The most commonly reported side effects include pain at the injection site, joint and muscle weakness, headache, chills, and fever. Pfizer Scientist John Perez told the committee. With the exception of the pain at the injection site, many teens reported more side effects after the second dose than the first. Side effects usually resolve within one to two days, he said.
The CDC board endorsement comes ahead of the summer camp season and July 4, the day the Biden’s administration hopes to be a turning point in the nation’s fight against the virus. More than 3.3 million people die from COVID-19, with nearly 600,000 in the United States, according to data compiled by Johns Hopkins University.
After Wednesday’s vote, several members expressed excitement that their family members could have been vaccinated.Others noted that access to the images would help children return to normal after needing. Suffers a year of psychological and social challenges due to the epidemic
“My husband and I have been vaccinated. I am 16, have been vaccinated, and now I am 12 and 15 will line up,” said ACIP member Keipp Talbot.
The advice of the committee will “Help us close a difficult chapter for many children and families,” said Andy Slavitt, senior White House official on the country’s plans to deal with COVID-19, via Twitter.
Vaccination of children is seen as important in ending the epidemic. The country is unlikely to have herd immunity – when people in the community have enough antibodies to a specific disease – until the children are vaccinated, health officials and experts say.
Children make up about 20% of the total US population of 331 million, according to government data. Experts say between 70% and 85% of the population of the United States must be vaccinated against COVID in order to keep herd immunity, and some adults may refuse to receive such shots. Although many experts say herd immunity is becoming increasingly improbable with the spread of various species.
As of Tuesday, more than 150 million Americans aged 18 and over received at least one dose, according to data compiled by the CDC.The CDC showed that about 115 million American adults were fully vaccinated, about 13% of adults said they. He’s definitely not going to get the vaccine, while 21% say they’ll “wait and see” or get it only when needed, according to the Kaiser Family Foundation.
CDC officials told the committee that research showed vaccination hesitancy among parents, with only 46% to 60% saying they wanted their children to be vaccinated. Reasons for not getting a picture include concerns about safety, time it takes to develop the vaccine and not having enough information, officials said.

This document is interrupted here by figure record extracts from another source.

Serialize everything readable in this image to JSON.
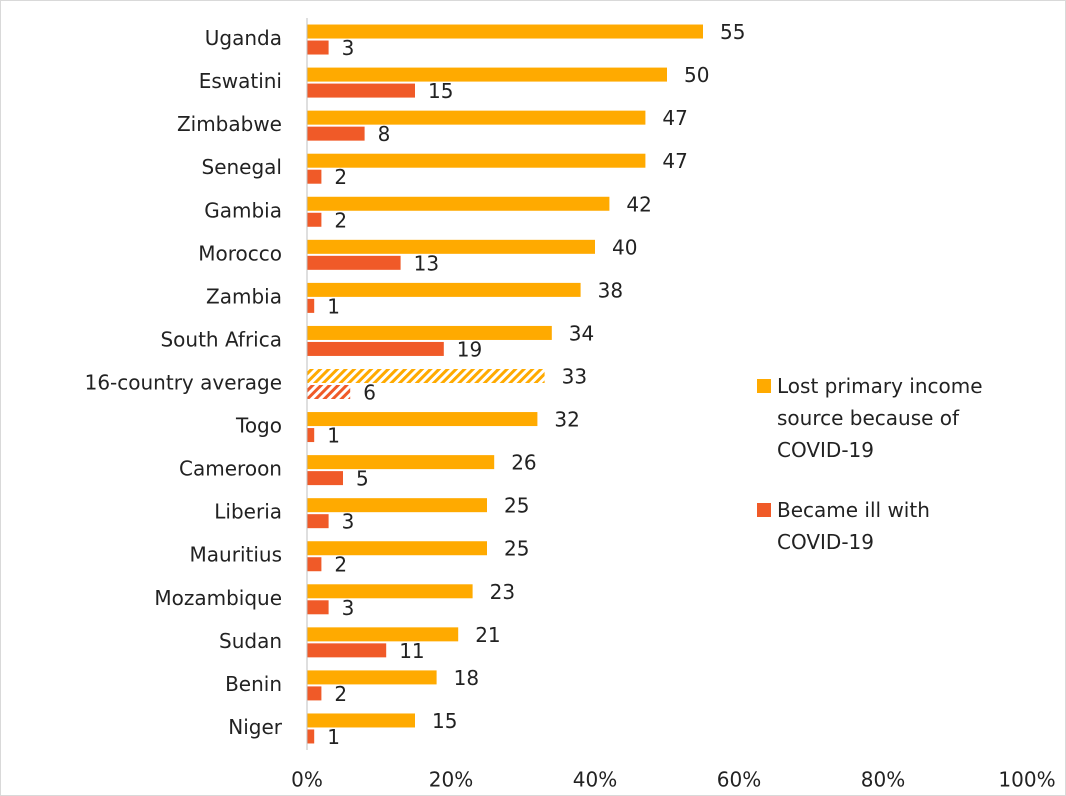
{
  "chart_data": {
    "type": "hbar",
    "categories": [
      "Uganda",
      "Eswatini",
      "Zimbabwe",
      "Senegal",
      "Gambia",
      "Morocco",
      "Zambia",
      "South Africa",
      "16-country average",
      "Togo",
      "Cameroon",
      "Liberia",
      "Mauritius",
      "Mozambique",
      "Sudan",
      "Benin",
      "Niger"
    ],
    "series": [
      {
        "name": "Lost primary income source because of COVID-19",
        "color": "#FFAA00",
        "values": [
          55,
          50,
          47,
          47,
          42,
          40,
          38,
          34,
          33,
          32,
          26,
          25,
          25,
          23,
          21,
          18,
          15
        ]
      },
      {
        "name": "Became ill with COVID-19",
        "color": "#F05A28",
        "values": [
          3,
          15,
          8,
          2,
          2,
          13,
          1,
          19,
          6,
          1,
          5,
          3,
          2,
          3,
          11,
          2,
          1
        ]
      }
    ],
    "hatched_categories": [
      8
    ],
    "xlim": [
      0,
      100
    ],
    "xticks": [
      {
        "value": 0,
        "label": "0%"
      },
      {
        "value": 20,
        "label": "20%"
      },
      {
        "value": 40,
        "label": "40%"
      },
      {
        "value": 60,
        "label": "60%"
      },
      {
        "value": 80,
        "label": "80%"
      },
      {
        "value": 100,
        "label": "100%"
      }
    ],
    "legend": "right"
  }
}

On Monday, Dr. FDA Director Janet Woodcock reassured the parent that the US agency “Perform a rigorous and thorough review of all available information” before applying it to teenagers.
CDC official Dr Megan Wallace said Wednesday’s serious adverse events were 0.4% more common in the vaccine group than those given the placebo, compared with 0.2%, but none of these were caused by the shots. say
Perez said one of the adverse reactions associated with the vaccine is lymph node swelling. In clinical trials, nine patients were involved in the vaccine group, seven of which were involved in vaccination. Two cases were in the placebo group, he said. There were no cases of anaphylaxis according to the slides presented at the meeting. There were also no cases of Bell’s Palsy, a rare problem in some adult vaccine recipients or with blood clots, Perez said.
The vaccine was found to be 100% effective in clinical trials of children 12 to 15 years of age. No deaths were reported. More serious side effects were more common in the vaccine group, with approximately 11% reporting pain at the injection site that prevented daily activities, severe fever, headache or muscle pain.